Accepted Paper by ACM TOSEM
I am excited to share that my first-authored paper on natural robustness of Code LLMs in Program Repair has been accepted by ACM Transaction on Software Engineering and Methodology.
Abstract
Automated program repair (APR) has recently gained ground, with numerous research efforts being conducted in the area that have been adopted in the industry. One notable class of APR is neural program repair (NPR), which typically employs deep learning techniques that are trained on vast amounts of historical data to fix bugs that have not been seen in the past. To study the true effectiveness of NPR on existing limited datasets, recent work augments the evaluation data by employing semantics-preserving transformations to convert original buggy programs to semantically equivalent ones. Experiments show that NPR techniques are not robust; e.g., NPR cannot repair semantically equivalent counterparts of 20%–35% of bugs that they can repair in the original dataset. However, we found that many of these transformations are unnatural, that are unlikely to occur in real-world scenarios, leading to misleading conclusions about NPR effectiveness and misguide the improvement on unrobust behaviors, which have minimal real-world impact.

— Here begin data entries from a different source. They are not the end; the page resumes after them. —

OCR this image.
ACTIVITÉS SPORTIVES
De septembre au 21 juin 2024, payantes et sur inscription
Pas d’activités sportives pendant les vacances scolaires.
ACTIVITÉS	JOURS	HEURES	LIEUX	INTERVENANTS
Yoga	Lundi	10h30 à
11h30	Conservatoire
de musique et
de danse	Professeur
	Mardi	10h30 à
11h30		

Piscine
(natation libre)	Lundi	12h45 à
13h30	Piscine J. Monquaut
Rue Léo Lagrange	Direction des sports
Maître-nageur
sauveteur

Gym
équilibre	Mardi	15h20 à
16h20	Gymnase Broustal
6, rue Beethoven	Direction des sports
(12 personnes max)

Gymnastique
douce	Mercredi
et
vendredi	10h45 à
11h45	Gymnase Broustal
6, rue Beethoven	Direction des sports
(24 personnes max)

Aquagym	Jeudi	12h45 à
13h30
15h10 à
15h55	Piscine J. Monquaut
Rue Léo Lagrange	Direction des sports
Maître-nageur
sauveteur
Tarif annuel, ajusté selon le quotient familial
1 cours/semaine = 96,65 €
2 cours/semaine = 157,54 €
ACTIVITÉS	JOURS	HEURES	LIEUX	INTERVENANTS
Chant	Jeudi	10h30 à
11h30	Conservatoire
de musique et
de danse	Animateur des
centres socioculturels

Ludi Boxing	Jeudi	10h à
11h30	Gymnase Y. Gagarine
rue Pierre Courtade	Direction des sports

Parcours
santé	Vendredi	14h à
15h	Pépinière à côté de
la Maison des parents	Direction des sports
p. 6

In this paper, we propose shifting the focus of robustness evaluation for NPR techniques towards naturally occurring data transformations. To accomplish this, we first examine the naturalness of semantic-preserving transformations through a two-stage human study. This study includes: (i) interviews with senior software developers to establish concrete criteria for evaluating the naturalness of these transformations and (ii) a survey involving 10 developers to assess the naturalness of 1,178 transformations, i.e., pairs of original and transformed programs, applied to 225 real-world bugs. Our findings show that only 60% of these transformations are considered natural, while 20% are considered unnatural, with strong agreement among the annotators. Moreover, the unnaturalness of these transformations significantly impacts both their applicability to benchmarks and the conclusions drawn from robustness testing. Next, we conduct natural robustness tests on NPR techniques to assess their true effectiveness against real-world data variations.
Our experimental results reveal a substantial number of prediction changes in NPR techniques, leading to significant reductions in both plausible and correct patch rates when comparing performance on the original and transformed datasets. Furthermore, we observe notable differences in performance improvements between NPR techniques, suggesting potential biases in the evaluation of NPR introduced by limited datasets. Finally, we explore automating the assessment of transformation naturalness by developing a new naturalness metric, namely RNC, using large language models. This metric effectively evaluates naturalness with an AUC of 0.7, offering a promising direction for automating the naturalness assessment of code transformations.